Legal experts said evidence of PTSD or a brain injury might be used by the defence to bolster an insanity claim, but they doubted such a diagnosis could convince jurors that the accused was unable to appreciate the nature and consequences of his actions - the definition of insanity under military law.

"My research has not revealed a single case in which any person mounted a successful insanity defence in a court-martial based on a PTSD claim," said Eugene Fidell, who teaches military justice at Yale Law School.

But the defence could argue that Bales' PTSD and brain injury were severe enough to cause "diminished mental capacity," making it harder for prosecutors to prove premeditation, which is necessary for him to be eligible for capital punishment, experts said.

Even if the jury finds Bales guilty of premeditated murder, a PTSD claim might be enough to sway just one member of the panel to vote against the death penalty during the sentencing phase of the court-martial.
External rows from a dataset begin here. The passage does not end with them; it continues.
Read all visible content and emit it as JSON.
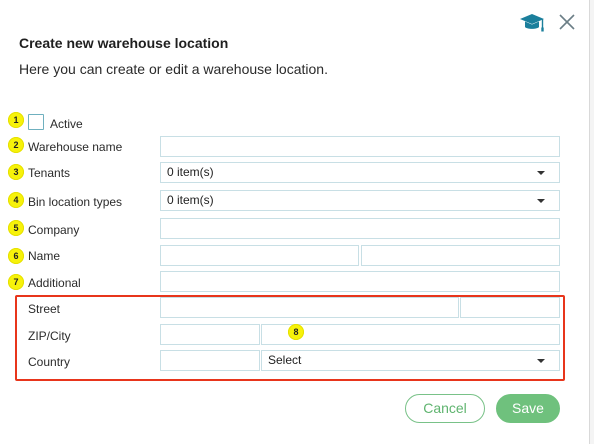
{
  "dialog": {
    "title": "Create new warehouse location",
    "subtitle": "Here you can create or edit a warehouse location."
  },
  "header_icons": {
    "help": "graduation-cap-icon",
    "close": "close-icon"
  },
  "badges": [
    "1",
    "2",
    "3",
    "4",
    "5",
    "6",
    "7",
    "8"
  ],
  "form": {
    "active_label": "Active",
    "active_checked": false,
    "warehouse_name_label": "Warehouse name",
    "warehouse_name_value": "",
    "tenants_label": "Tenants",
    "tenants_value": "0 item(s)",
    "bin_location_types_label": "Bin location types",
    "bin_location_types_value": "0 item(s)",
    "company_label": "Company",
    "company_value": "",
    "name_label": "Name",
    "name_first_value": "",
    "name_last_value": "",
    "additional_label": "Additional",
    "additional_value": "",
    "street_label": "Street",
    "street_value": "",
    "street_number_value": "",
    "zip_city_label": "ZIP/City",
    "zip_value": "",
    "city_value": "",
    "country_label": "Country",
    "country_code_value": "",
    "country_select_value": "Select"
  },
  "buttons": {
    "cancel": "Cancel",
    "save": "Save"
  },
  "colors": {
    "badge": "#f7f20a",
    "highlight_border": "#e8351b",
    "accent_green": "#6fc17d",
    "input_border": "#c8dfe5",
    "help_icon": "#1b7f9c"
  }
}
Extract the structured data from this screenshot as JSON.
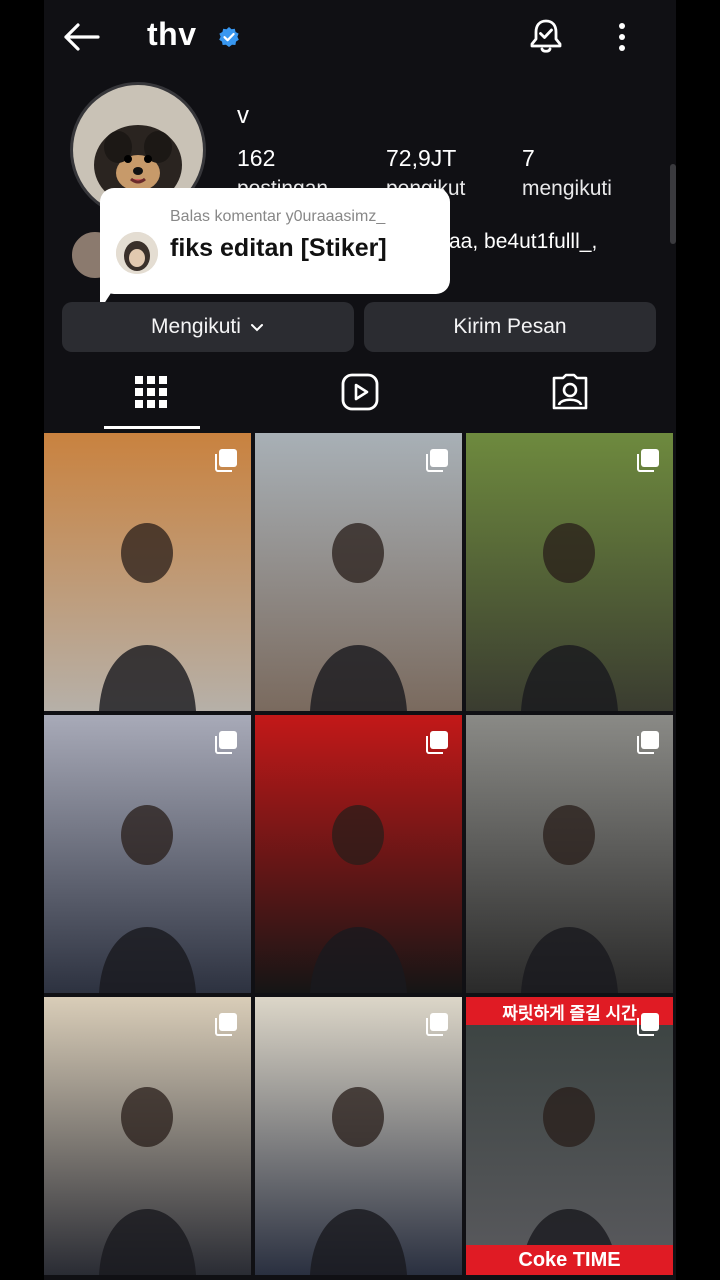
{
  "header": {
    "username": "thv",
    "verified_icon": "verified-badge-icon",
    "back_icon": "arrow-left-icon",
    "bell_icon": "bell-check-icon",
    "more_icon": "more-vertical-icon"
  },
  "profile": {
    "name": "v",
    "stats": [
      {
        "value": "162",
        "label": "postingan"
      },
      {
        "value": "72,9JT",
        "label": "pengikut"
      },
      {
        "value": "7",
        "label": "mengikuti"
      }
    ],
    "followed_by_text": "aa, be4ut1fulll_,"
  },
  "buttons": {
    "following": "Mengikuti",
    "message": "Kirim Pesan"
  },
  "tabs": [
    {
      "name": "grid",
      "icon": "grid-icon",
      "active": true
    },
    {
      "name": "reels",
      "icon": "reels-play-icon",
      "active": false
    },
    {
      "name": "tagged",
      "icon": "tagged-person-icon",
      "active": false
    }
  ],
  "sticker": {
    "reply_to": "Balas komentar y0uraaasimz_",
    "text": "fiks editan [Stiker]"
  },
  "posts": [
    {
      "kind": "photo",
      "multi": true,
      "colors": [
        "#c9823f",
        "#b6b0a8"
      ]
    },
    {
      "kind": "photo",
      "multi": true,
      "colors": [
        "#a8b0b6",
        "#7a6a5e"
      ]
    },
    {
      "kind": "photo",
      "multi": true,
      "colors": [
        "#6e8a3e",
        "#3a3c30"
      ]
    },
    {
      "kind": "photo",
      "multi": true,
      "colors": [
        "#a8aab8",
        "#2d3240"
      ]
    },
    {
      "kind": "photo",
      "multi": true,
      "colors": [
        "#c31818",
        "#151515"
      ]
    },
    {
      "kind": "photo",
      "multi": true,
      "colors": [
        "#8a8a86",
        "#2a2a2a"
      ]
    },
    {
      "kind": "photo",
      "multi": true,
      "colors": [
        "#d9cdb8",
        "#2a2c34"
      ]
    },
    {
      "kind": "photo",
      "multi": true,
      "colors": [
        "#dcd6c8",
        "#2a3040"
      ]
    },
    {
      "kind": "photo",
      "multi": true,
      "colors": [
        "#3a4240",
        "#5a5a5e"
      ],
      "banner_top": "짜릿하게 즐길 시간",
      "banner_bottom": "Coke TIME",
      "banner_color": "#e01b24"
    }
  ]
}
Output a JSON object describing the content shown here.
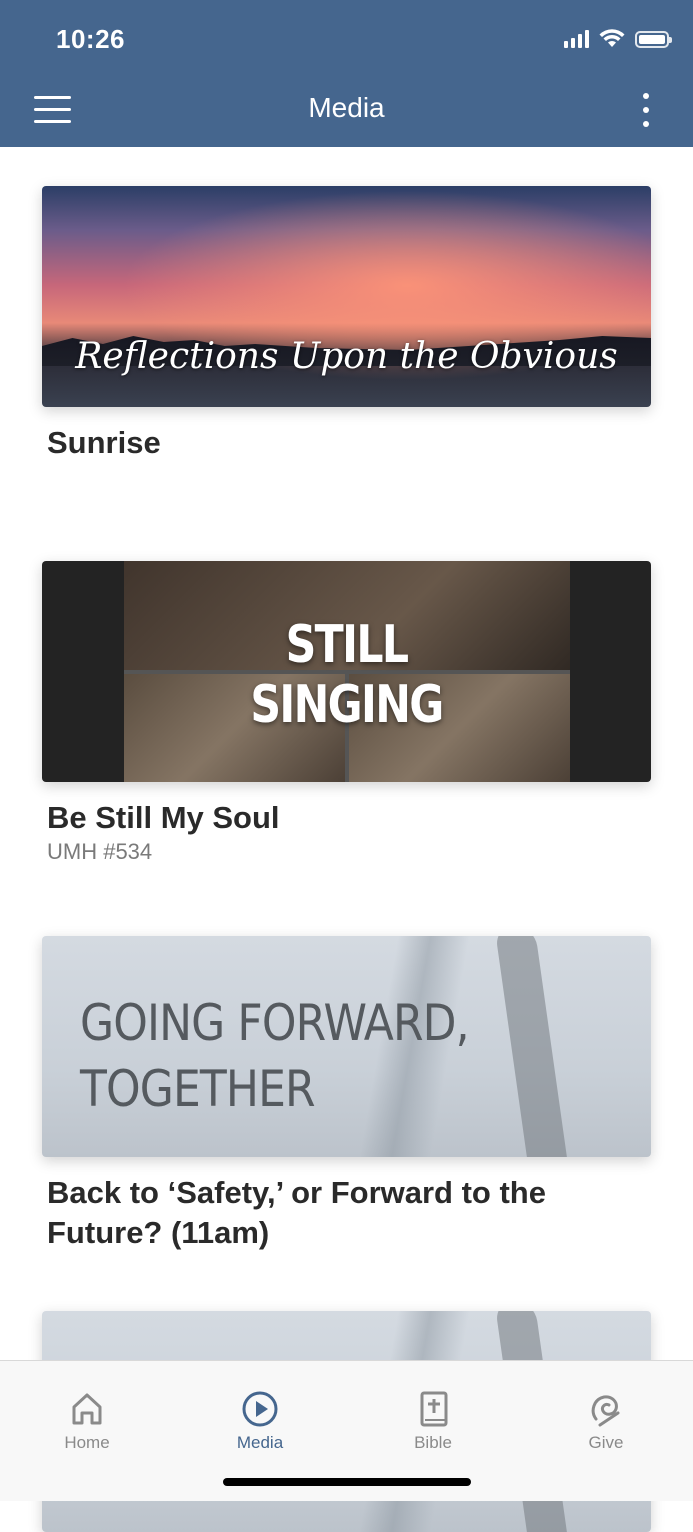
{
  "status_bar": {
    "time": "10:26"
  },
  "header": {
    "title": "Media",
    "accent": "#45668e"
  },
  "items": [
    {
      "title": "Sunrise",
      "subtitle": "",
      "thumbnail_text": "Reflections Upon the Obvious"
    },
    {
      "title": "Be Still My Soul",
      "subtitle": "UMH #534",
      "thumbnail_text_line1": "STILL",
      "thumbnail_text_line2": "SINGING"
    },
    {
      "title": "Back to ‘Safety,’ or Forward to the Future? (11am)",
      "subtitle": "",
      "thumbnail_text_line1": "GOING FORWARD,",
      "thumbnail_text_line2": "TOGETHER"
    }
  ],
  "tabbar": {
    "tabs": [
      {
        "label": "Home",
        "icon": "home-icon"
      },
      {
        "label": "Media",
        "icon": "play-circle-icon",
        "active": true
      },
      {
        "label": "Bible",
        "icon": "bible-icon"
      },
      {
        "label": "Give",
        "icon": "give-icon"
      }
    ]
  }
}
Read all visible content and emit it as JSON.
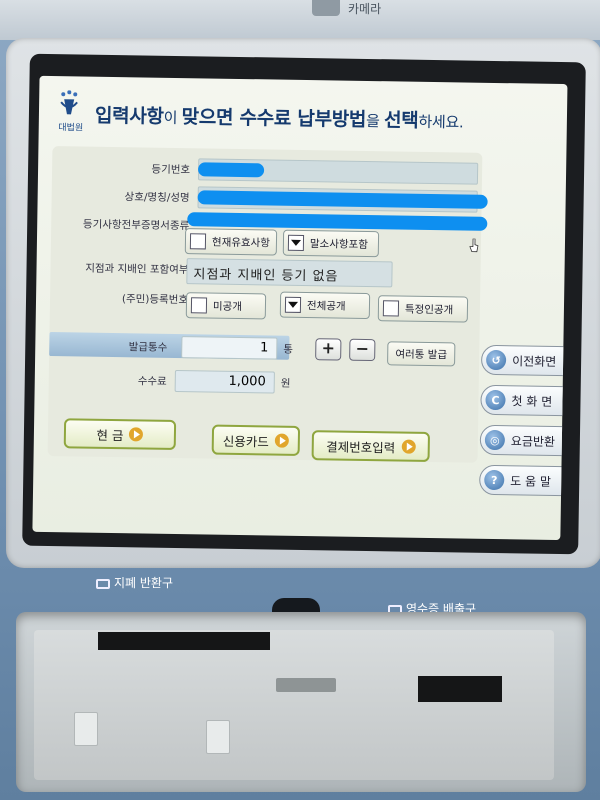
{
  "kiosk": {
    "camera_label": "카메라",
    "bill_return_label": "지폐 반환구",
    "receipt_label": "영수증 배출구"
  },
  "screen": {
    "logo_text": "대법원",
    "title_parts": [
      "입력사항",
      "이 ",
      "맞으면",
      " ",
      "수수료",
      " ",
      "납부방법",
      "을 ",
      "선택",
      "하세요."
    ],
    "form": {
      "reg_no_label": "등기번호",
      "name_label": "상호/명칭/성명",
      "cert_type_label": "등기사항전부증명서종류",
      "opt_current": "현재유효사항",
      "opt_cancelled": "말소사항포함",
      "branch_label": "지점과 지배인 포함여부",
      "branch_value": "지점과 지배인 등기 없음",
      "id_label": "(주민)등록번호",
      "opt_private": "미공개",
      "opt_full": "전체공개",
      "opt_specific": "특정인공개",
      "copies_label": "발급통수",
      "copies_value": "1",
      "copies_unit": "통",
      "plus": "+",
      "minus": "−",
      "multi_btn": "여러통 발급",
      "fee_label": "수수료",
      "fee_value": "1,000",
      "fee_unit": "원"
    },
    "pay": {
      "cash": "현 금",
      "card": "신용카드",
      "code": "결제번호입력"
    },
    "side": {
      "prev": "이전화면",
      "first": "첫 화 면",
      "refund": "요금반환",
      "help": "도 움 말"
    }
  },
  "colors": {
    "title": "#153a6e",
    "redaction": "#0e8ff0",
    "accent_green": "#8fa63f"
  }
}
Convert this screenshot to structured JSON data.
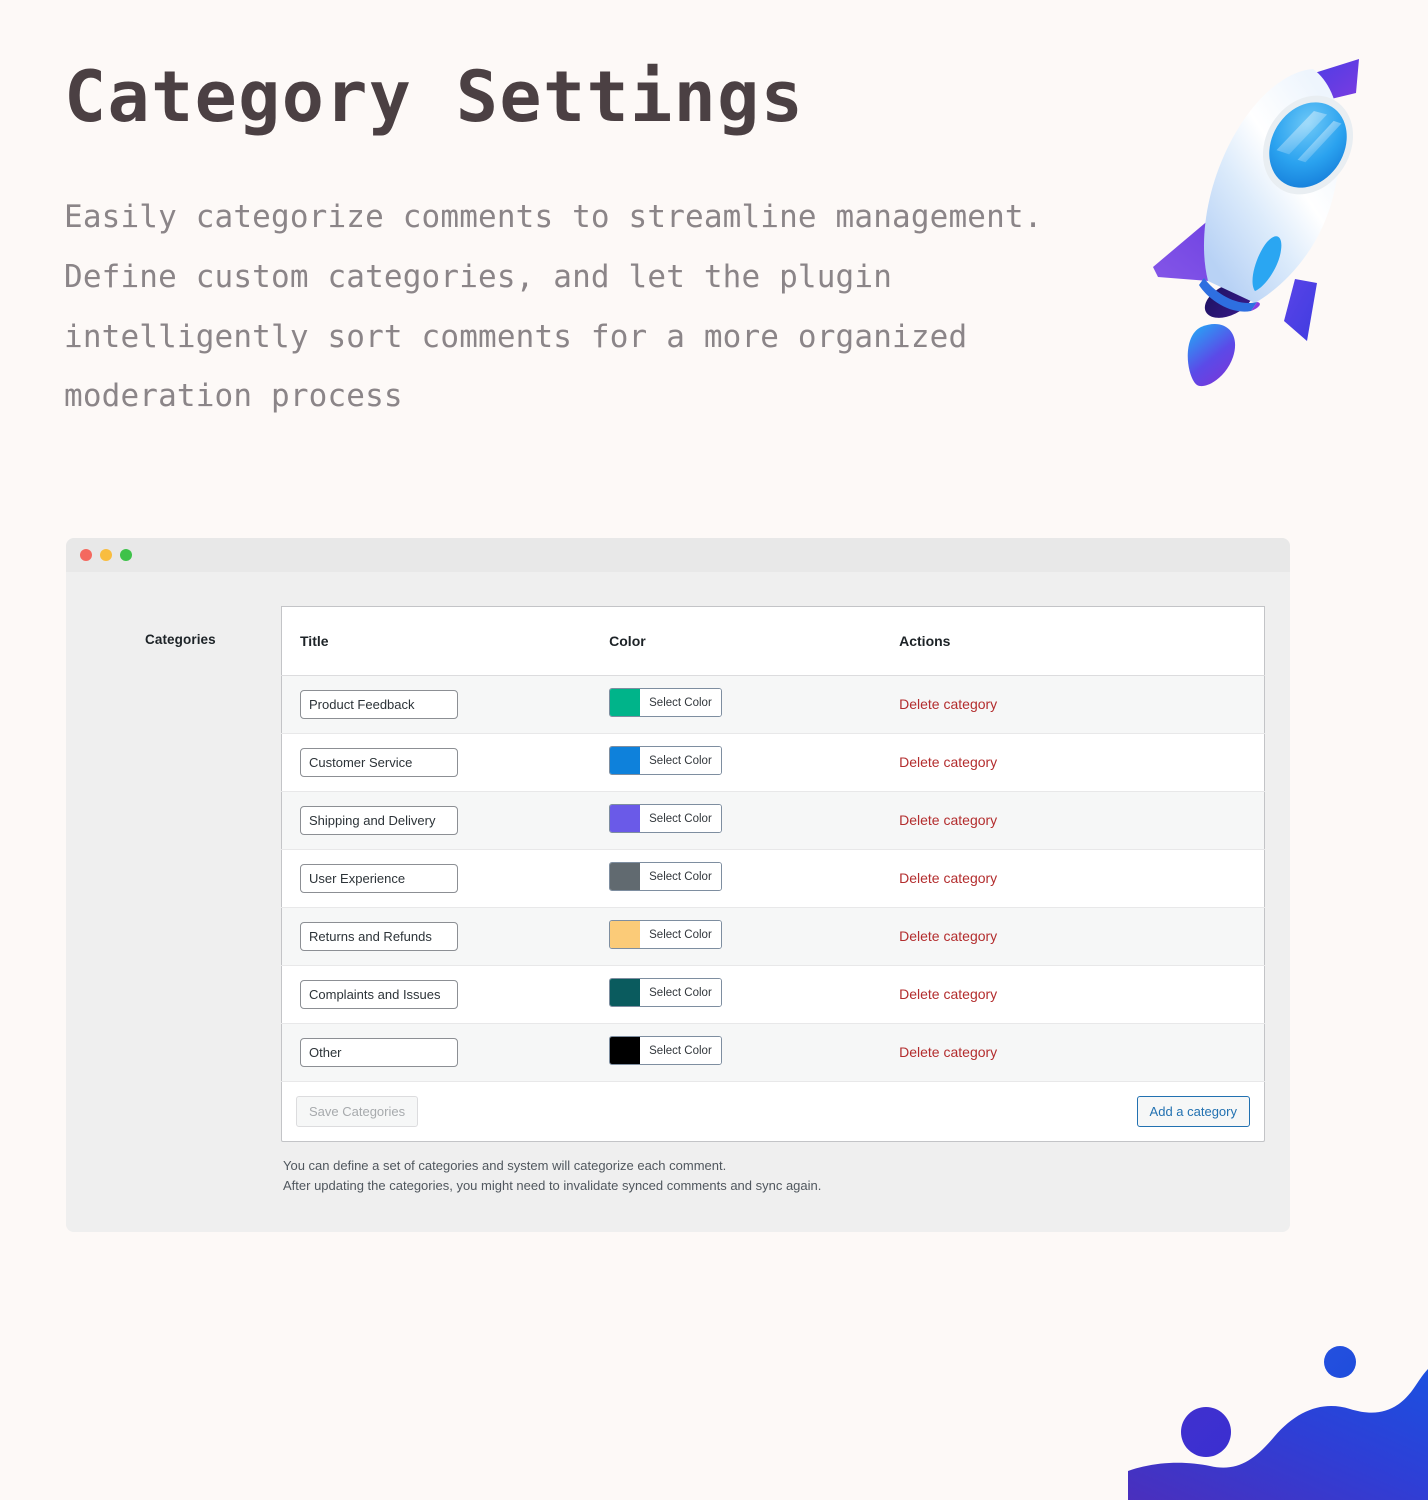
{
  "hero": {
    "title": "Category Settings",
    "subtitle": "Easily categorize comments to streamline management. Define custom categories, and let the plugin intelligently sort comments for a more organized moderation process"
  },
  "window": {
    "dots": [
      "close-red",
      "minimize-yellow",
      "maximize-green"
    ],
    "side_label": "Categories"
  },
  "table": {
    "headers": {
      "title": "Title",
      "color": "Color",
      "actions": "Actions"
    },
    "select_color_label": "Select Color",
    "delete_label": "Delete category",
    "rows": [
      {
        "title": "Product Feedback",
        "color": "#00b48a",
        "delete": "Delete category"
      },
      {
        "title": "Customer Service",
        "color": "#0e81db",
        "delete": "Delete category"
      },
      {
        "title": "Shipping and Delivery",
        "color": "#6a5ae8",
        "delete": "Delete category"
      },
      {
        "title": "User Experience",
        "color": "#616a70",
        "delete": "Delete category"
      },
      {
        "title": "Returns and Refunds",
        "color": "#fbcb78",
        "delete": "Delete category"
      },
      {
        "title": "Complaints and Issues",
        "color": "#0a5b5e",
        "delete": "Delete category"
      },
      {
        "title": "Other",
        "color": "#000000",
        "delete": "Delete category"
      }
    ]
  },
  "footer": {
    "save_label": "Save Categories",
    "add_label": "Add a category",
    "help_line_1": "You can define a set of categories and system will categorize each comment.",
    "help_line_2": "After updating the categories, you might need to invalidate synced comments and sync again."
  },
  "decor": {
    "rocket_icon": "rocket-illustration",
    "blob_icon": "wave-blob-illustration",
    "accent_blue": "#1b50e0",
    "accent_purple": "#4a2fbd"
  }
}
The panel must be unanimous in approving the death sentence.

"That's probably where this evidence would be the strongest and have the most impact on a capital case," said Victor Hansen, a former Army attorney who is now vice president of the National Institute of Military Justice and a professor at the New England School of Law in Boston.

Experts doubted that jurors, all members of the military themselves, would be sympathetic to an overt argument that the military was to blame for deploying a soldier suffering from post-traumatic stress disorder.

Defence attorney Emma Scanlan said Bales would participate in a review of his mental state, but wanted him to be examined by a neuropsychologist with expertise in traumatic brain injuries. She also wanted defence attorneys to be present at the examination, which the defence wants recorded.